Given the circumstances, it was perhaps fortuitous for the Wellington Rugby Union that the rules agreed for the Swindale Championship Shield in 1910 meant that if any team won the Senior Championship for three consecutive years, that team would keep the Shield in perpetuity. Athletic dutifully fulfilled that clause in 1913 and the Swindale Championship Shield was quietly retired to the Trophy Cabinet of the Athletic Football Club, (until 1969).

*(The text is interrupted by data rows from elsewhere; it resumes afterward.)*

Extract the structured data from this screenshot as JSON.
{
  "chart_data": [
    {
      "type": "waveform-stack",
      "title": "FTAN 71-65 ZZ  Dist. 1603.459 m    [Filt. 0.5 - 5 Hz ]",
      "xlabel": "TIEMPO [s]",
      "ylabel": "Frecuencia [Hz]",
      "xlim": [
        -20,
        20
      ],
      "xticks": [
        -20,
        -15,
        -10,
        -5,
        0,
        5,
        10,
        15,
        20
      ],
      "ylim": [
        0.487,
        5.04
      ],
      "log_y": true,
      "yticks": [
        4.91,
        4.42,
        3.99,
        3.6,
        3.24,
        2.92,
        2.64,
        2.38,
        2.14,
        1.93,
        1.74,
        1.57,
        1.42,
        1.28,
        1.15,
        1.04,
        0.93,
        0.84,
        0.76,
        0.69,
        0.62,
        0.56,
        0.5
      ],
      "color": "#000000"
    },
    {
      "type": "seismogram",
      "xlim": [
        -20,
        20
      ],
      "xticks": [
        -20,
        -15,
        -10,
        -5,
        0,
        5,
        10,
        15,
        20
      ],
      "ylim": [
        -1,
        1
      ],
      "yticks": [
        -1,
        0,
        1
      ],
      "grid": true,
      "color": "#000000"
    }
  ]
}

Of interest to Touchine, in their 36th Annual Report (published in 1914), the Athletic Football Club makes no mention of winning the Shield, only noting that as Athletic had won the senior premiership for the third successive year, “a unique record has been established”. No mention of the Swindale Championship Shield is made in Wellington Rugby’s Annual Report for 1914, with the competition that year simply referred to as “the Senior Championship”. In fact, no further mention was made of the Swindale Championship Shield for a further 55 years.

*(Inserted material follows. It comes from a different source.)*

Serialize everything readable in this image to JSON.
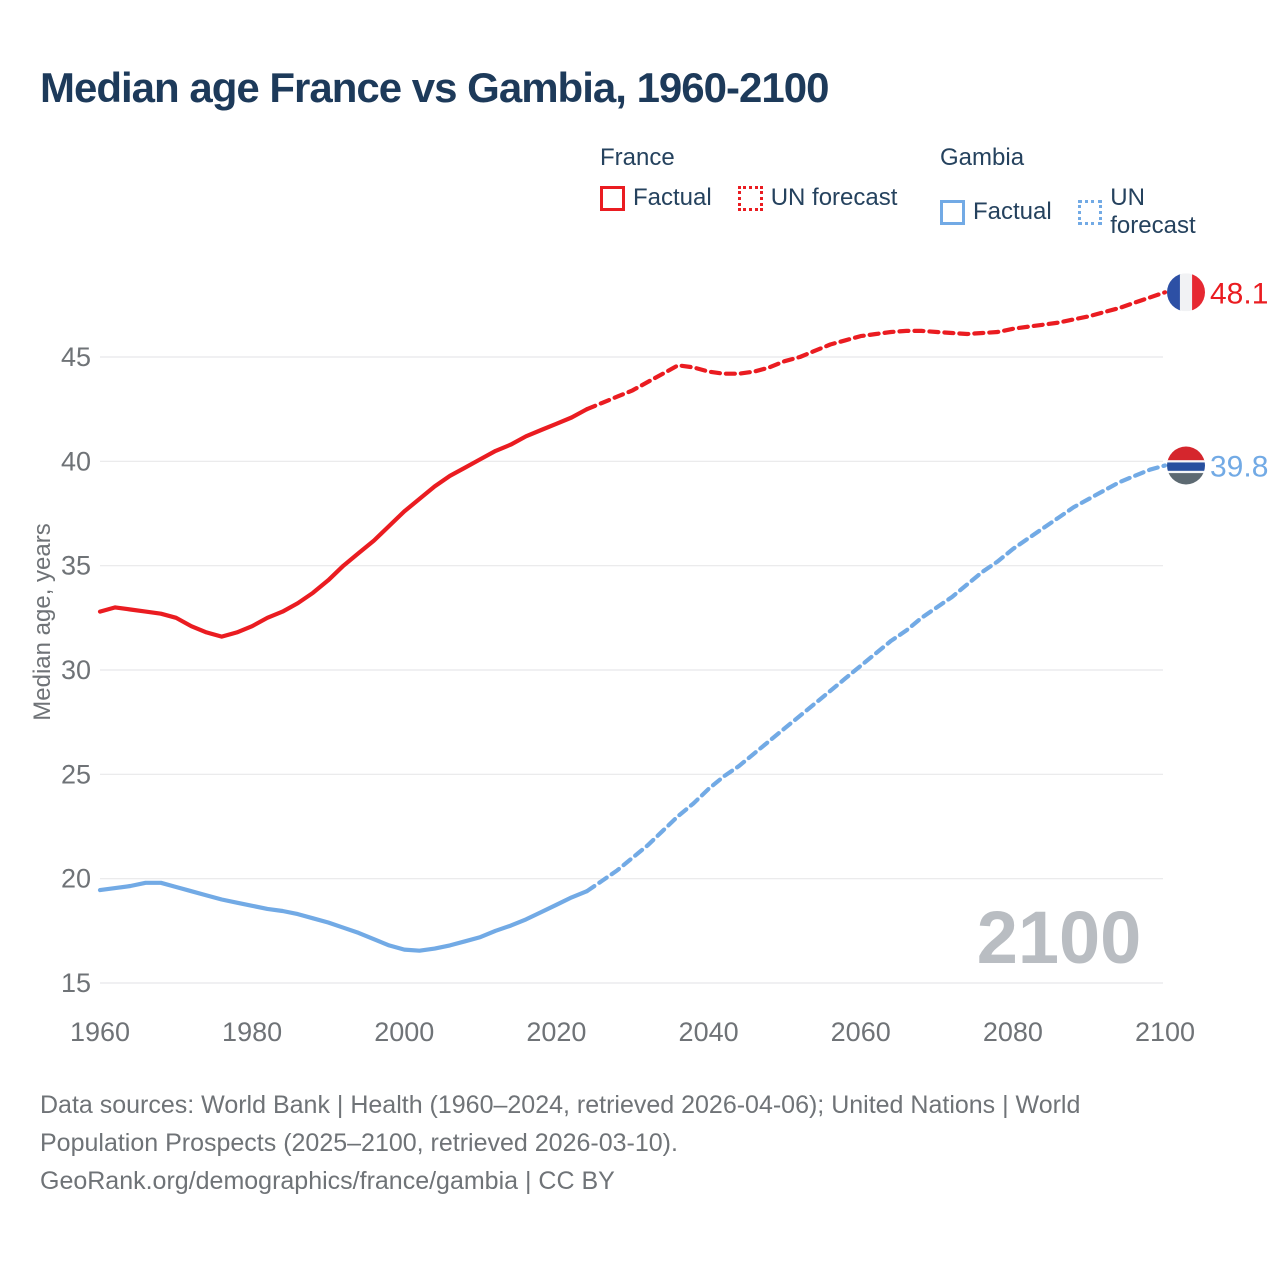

History has many interesting twists and turns.

Joe Swindale (who subsequently served in the Great War and died in 1939 without fanfare), was an entrepreneur (he even registered a patent for a “bread-cutter” in 1907), who with his brother Albert (perhaps more so than Frank), understood the business opportunity arising from community sport in the era of the Temperance Movement. His gift of a trophy to Wellington Rugby in 1910 was a salute to his business acumen rather than a celebration of his sporting prowess. There is no doubt that recent controversies concerning the trophy have renewed interest in its past, present and future.